De jongen was blij, en voelde zich groot en trots als geen enkele andere jongen. Vader en zoon namen afscheid van de familie en vertrokken in hun korjaal. Onderweg schoten zij veel wild, vogels en vingen alle soorten vissen. De nacht brachten ze telkens door in een of ander dorp waar zij langs kwamen. Onderweg vertelde de vader leerrijke geschiedenissen aan zijn zoon. Zoals het verhaal hoe Katjoesie, de tijger en Jakarawara, het hert, in vijandschap geraakten. De ruzie ontstond toen het hert een boodschap voor tijger moest doen, maar zich niet meer liet zien met het antwoord. Dit had tijger hem zeer kwalijk genomen, en overal waar Katjoesie hem tegenkwam besprong hij hem.

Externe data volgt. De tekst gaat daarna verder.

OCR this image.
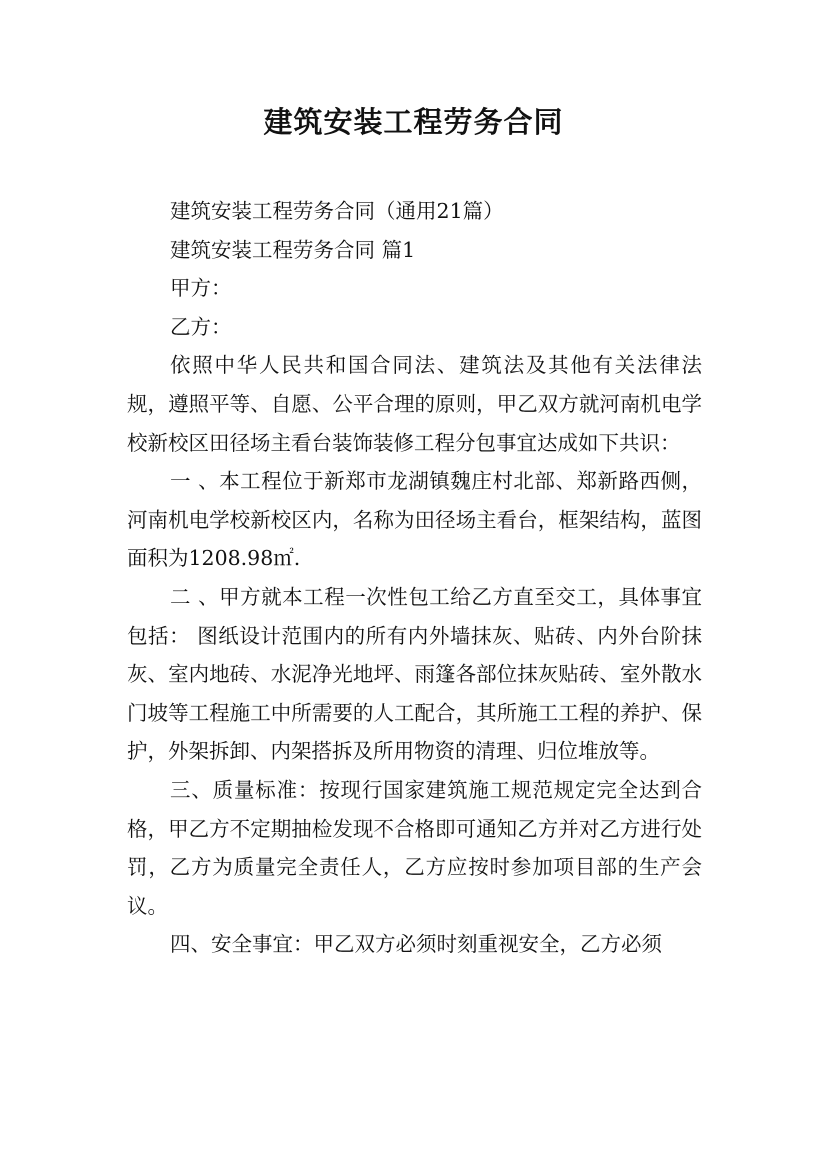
建筑安装工程劳务合同

建筑安装工程劳务合同（通用21篇）

建筑安装工程劳务合同 篇1

甲方：

乙方：

依照中华人民共和国合同法、建筑法及其他有关法律法规，遵照平等、自愿、公平合理的原则，甲乙双方就河南机电学校新校区田径场主看台装饰装修工程分包事宜达成如下共识：

一 、本工程位于新郑市龙湖镇魏庄村北部、郑新路西侧，河南机电学校新校区内，名称为田径场主看台，框架结构，蓝图面积为1208.98㎡.

二 、甲方就本工程一次性包工给乙方直至交工，具体事宜包括： 图纸设计范围内的所有内外墙抹灰、贴砖、内外台阶抹灰、室内地砖、水泥净光地坪、雨篷各部位抹灰贴砖、室外散水门坡等工程施工中所需要的人工配合，其所施工工程的养护、保护，外架拆卸、内架搭拆及所用物资的清理、归位堆放等。

三、质量标准：按现行国家建筑施工规范规定完全达到合格，甲乙方不定期抽检发现不合格即可通知乙方并对乙方进行处罚，乙方为质量完全责任人，乙方应按时参加项目部的生产会议。

四、安全事宜：甲乙双方必须时刻重视安全，乙方必须
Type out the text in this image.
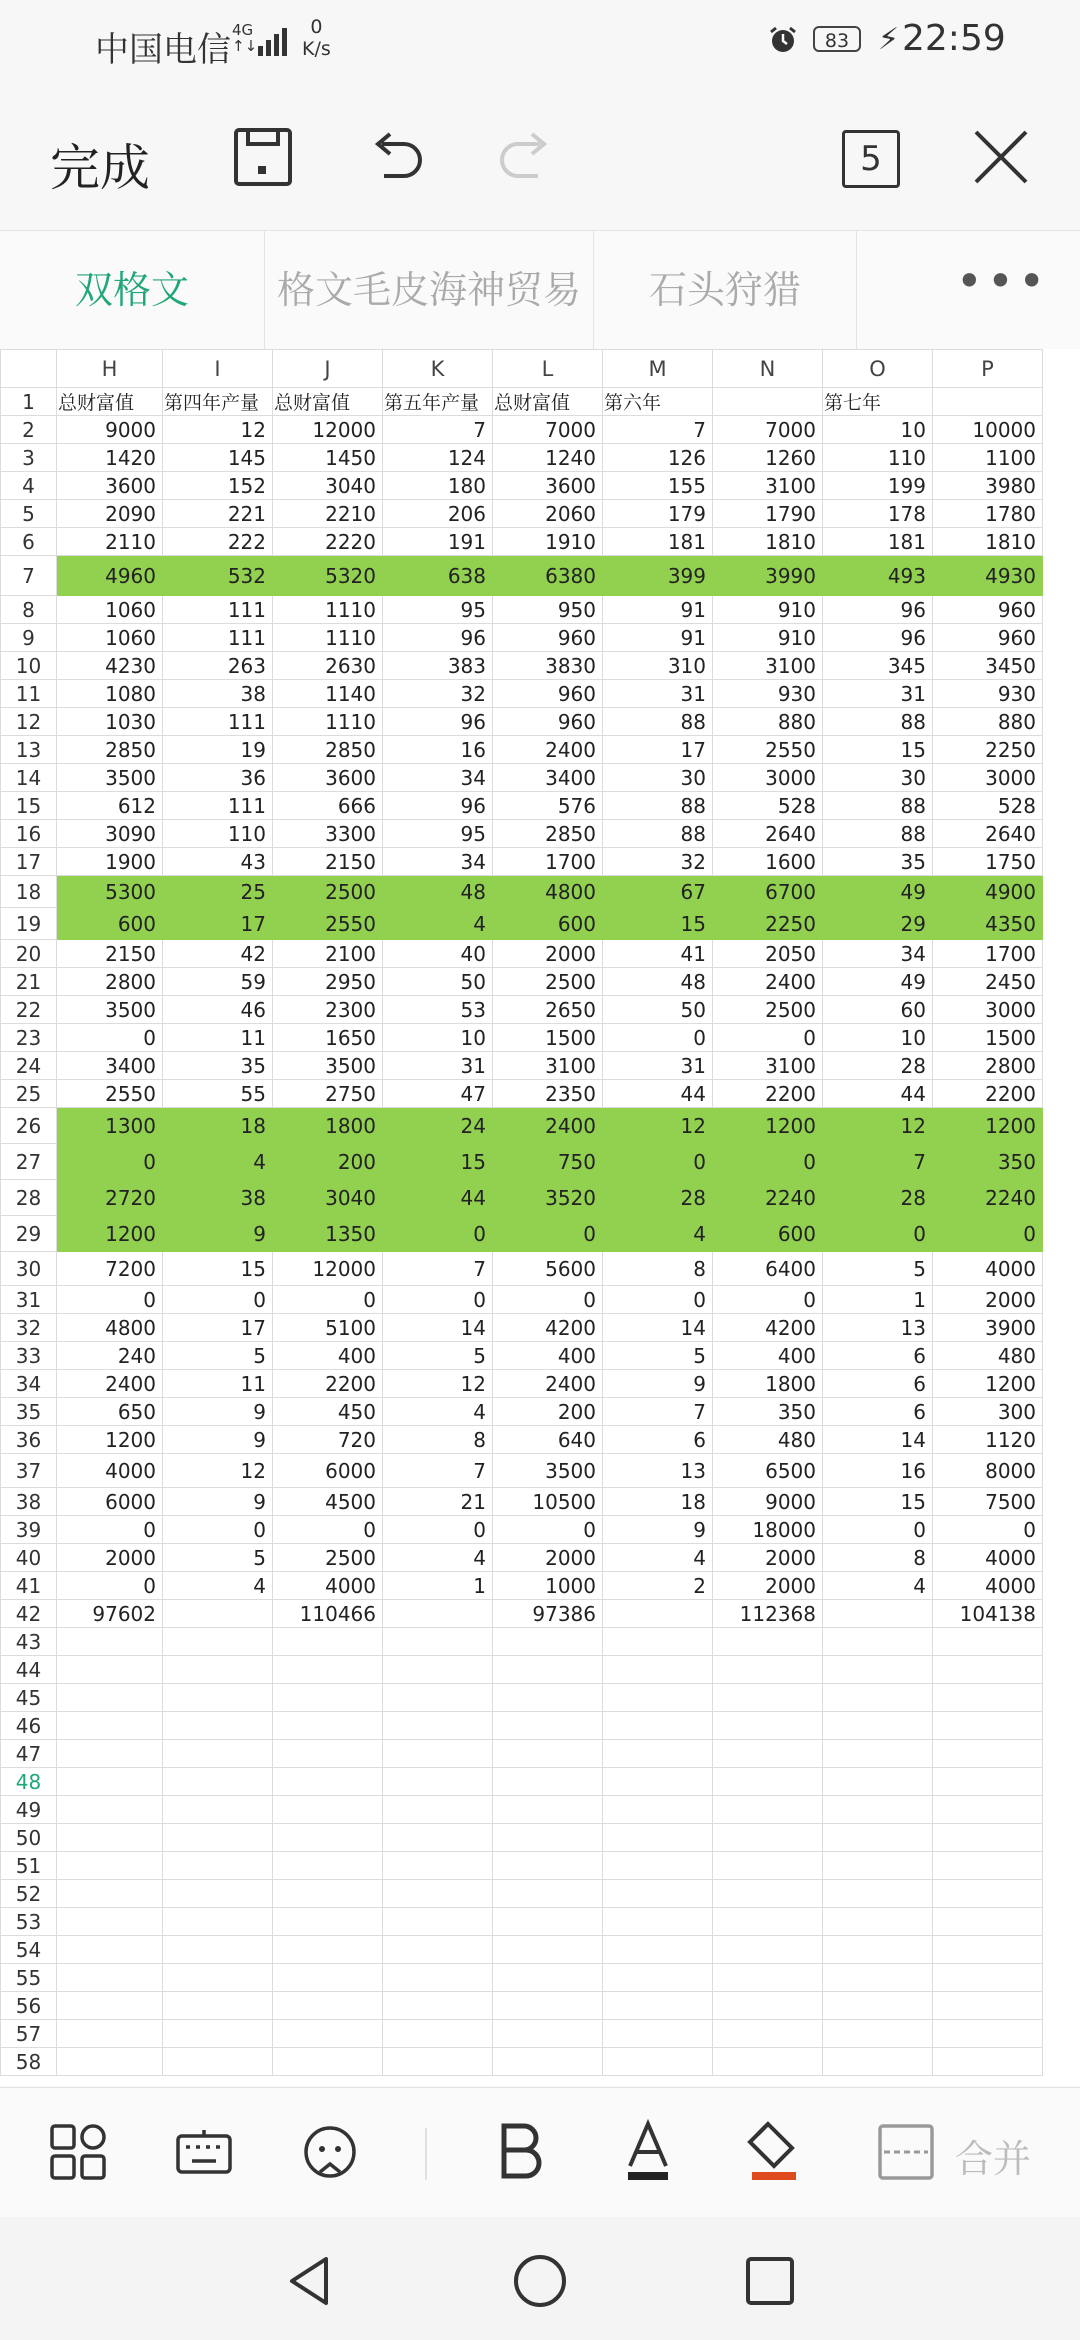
中国电信 4G
↑↓
0
K/s	83 ⚡ 22:59
完成	5
双格文	格文毛皮海神贸易	石头狩猎	•••
	H	I	J	K	L	M	N	O	P
1	总财富值	第四年产量	总财富值	第五年产量	总财富值	第六年		第七年	
2	9000	12	12000	7	7000	7	7000	10	10000
3	1420	145	1450	124	1240	126	1260	110	1100
4	3600	152	3040	180	3600	155	3100	199	3980
5	2090	221	2210	206	2060	179	1790	178	1780
6	2110	222	2220	191	1910	181	1810	181	1810
7	4960	532	5320	638	6380	399	3990	493	4930
8	1060	111	1110	95	950	91	910	96	960
9	1060	111	1110	96	960	91	910	96	960
10	4230	263	2630	383	3830	310	3100	345	3450
11	1080	38	1140	32	960	31	930	31	930
12	1030	111	1110	96	960	88	880	88	880
13	2850	19	2850	16	2400	17	2550	15	2250
14	3500	36	3600	34	3400	30	3000	30	3000
15	612	111	666	96	576	88	528	88	528
16	3090	110	3300	95	2850	88	2640	88	2640
17	1900	43	2150	34	1700	32	1600	35	1750
18	5300	25	2500	48	4800	67	6700	49	4900
19	600	17	2550	4	600	15	2250	29	4350
20	2150	42	2100	40	2000	41	2050	34	1700
21	2800	59	2950	50	2500	48	2400	49	2450
22	3500	46	2300	53	2650	50	2500	60	3000
23	0	11	1650	10	1500	0	0	10	1500
24	3400	35	3500	31	3100	31	3100	28	2800
25	2550	55	2750	47	2350	44	2200	44	2200
26	1300	18	1800	24	2400	12	1200	12	1200
27	0	4	200	15	750	0	0	7	350
28	2720	38	3040	44	3520	28	2240	28	2240
29	1200	9	1350	0	0	4	600	0	0
30	7200	15	12000	7	5600	8	6400	5	4000
31	0	0	0	0	0	0	0	1	2000
32	4800	17	5100	14	4200	14	4200	13	3900
33	240	5	400	5	400	5	400	6	480
34	2400	11	2200	12	2400	9	1800	6	1200
35	650	9	450	4	200	7	350	6	300
36	1200	9	720	8	640	6	480	14	1120
37	4000	12	6000	7	3500	13	6500	16	8000
38	6000	9	4500	21	10500	18	9000	15	7500
39	0	0	0	0	0	9	18000	0	0
40	2000	5	2500	4	2000	4	2000	8	4000
41	0	4	4000	1	1000	2	2000	4	4000
42	97602		110466		97386		112368		104138
43									
44									
45									
46									
47									
48									
49									
50									
51									
52									
53									
54									
55									
56									
57									
58									
合并
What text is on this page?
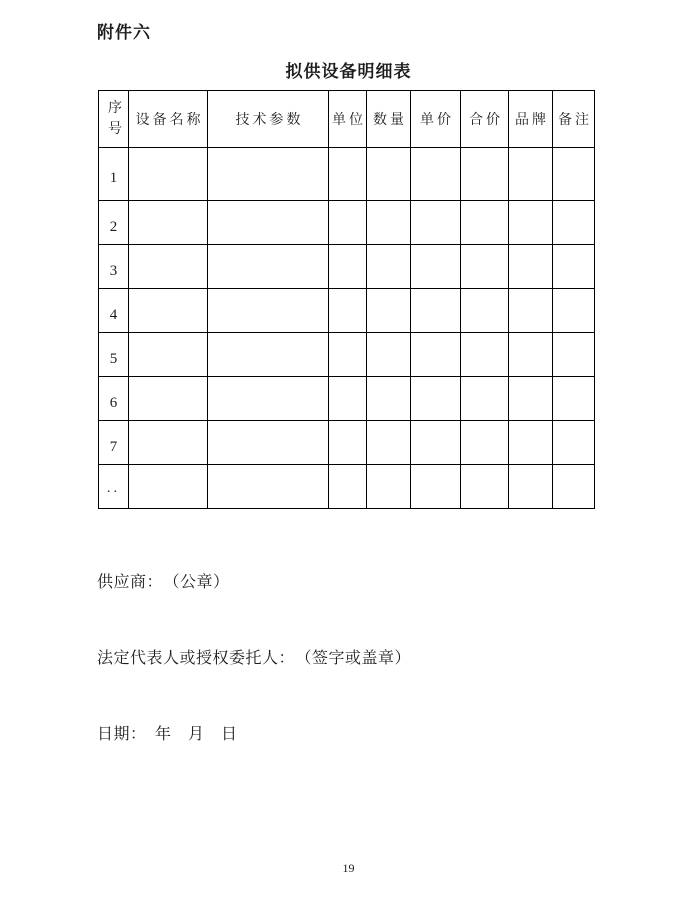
附件六
拟供设备明细表
序号	设备名称	技术参数	单位	数量	单价	合价	品牌	备注
1								
2								
3								
4								
5								
6								
7								
..								
供应商：　（公章）
法定代表人或授权委托人：　（签字或盖章）
日期：　年　月　日
19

Tenslotte waren de Indianen aan zee gekomen. Ze pagaaiden de monding uit, pagaaiden over een modderbank, en gingen de monding van een andere rivier in.
Wat ziet deze rivier er breed uit, mijn zoon; sprak de vader.
Ja vader, antwoordde de jongen, het zou misschien goed zijn als wij hier kwamen wonen.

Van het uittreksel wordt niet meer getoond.